Christopher Nolan Stühle

Christopher Nolan am Set von The Dark Knight Rises (2012) © Warner Bros. Pictures

Quelle: Variety

Kreative Köpfe haben häufig ihre ganz besonderen Marotten und Eigenarten. Jeder Filmfan hat sicherlich schon von Schauspielern gehört, die beim Dreh ihre Rolle nie verlassen und darauf bestehen, dass ihre Kollegen sie auch als ihre Figuren ansprechen. Auch Regisseure haben manchmal ganz spezielle Vorstellungen davon, wie es am Set aussehen soll. Verbreitet ist das Verbot von Handys am Set, insbesondere bei hochgelobten, methodischen Regisseuren wie Darren Aronofsky, Quentin Tarantino und Denis Villeneuve. Einerseits soll dadurch natürlich unterbunden werden, dass irgendwelche Geheimnisse durch unerwünschte Fotos durchsickern, andererseits ist es ihnen vor allem wichtig, dass es keinerlei Ablenkung gibt. Jeder Besitzer eines Handys weiß, dass es vermutlich nichts in unserer Gesellschaft gibt, was ablenkender ist als die Dinger.

Auch der visionäre Filmemacher Christopher Nolan lässt keine Handys an seinen Filmsets zu, hat aber noch eine weitere, ganz spezielle Abneigung, wie Interstellar-Darstellerin Anne Hathaway kürzlich im Gespräch mit ihrem Les-Misérables-Co-Star Hugh Jackman enthüllte, als sie ihn an seine Zusammenarbeit mit Nolan bei Prestige erinnerte – Stühle. Christopher Nolan erlaubt angeblich keine Stühle am Set. Und dafür hat er laut Hathaway auch eine Begründung: (aus dem Englischen)

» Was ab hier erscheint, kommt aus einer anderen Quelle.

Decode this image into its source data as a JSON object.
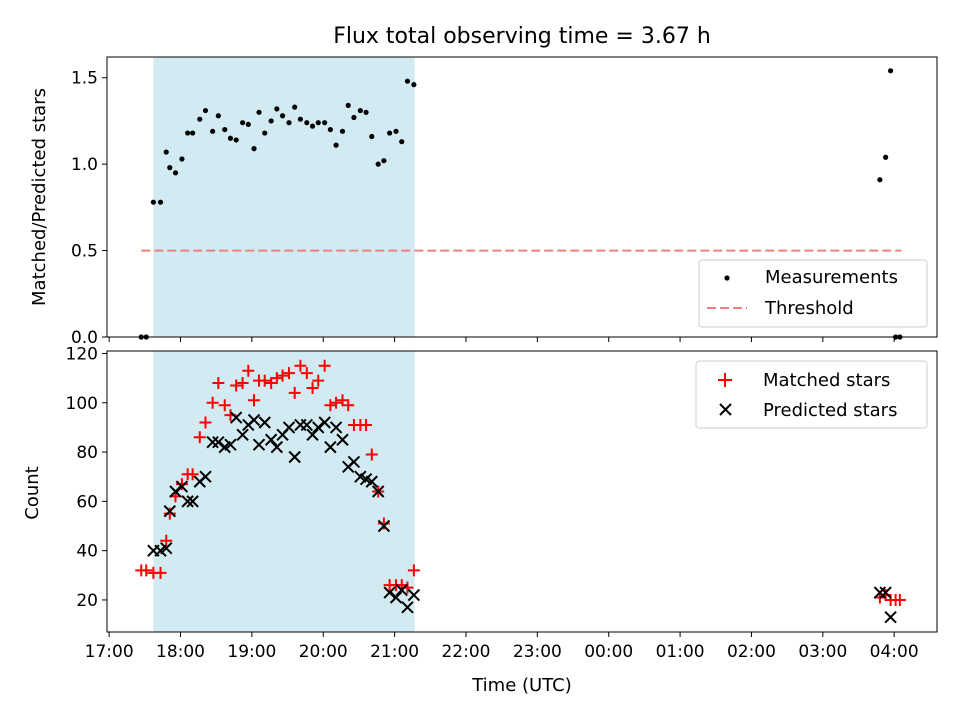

Chris erlaubt auch keine Stühle. Ich habe zweimal mit ihm zusammengearbeitet. Er erlaubt keine Stühle, und die Begründung ist, wenn man Stühle hat, dann sitzen Leute, und wenn sie sitzen, dann arbeiten sie nicht. Ich meine, er hat diese unglaublichen Filme, was Maßstäbe, Ambitionen, technische Errungenschaften und Emotionen betrifft. Er liefert sie immer früher als geplant und unter den geplanten Budget ab. Ich denke, da ist was dran an seiner Sache mit den Stühlen.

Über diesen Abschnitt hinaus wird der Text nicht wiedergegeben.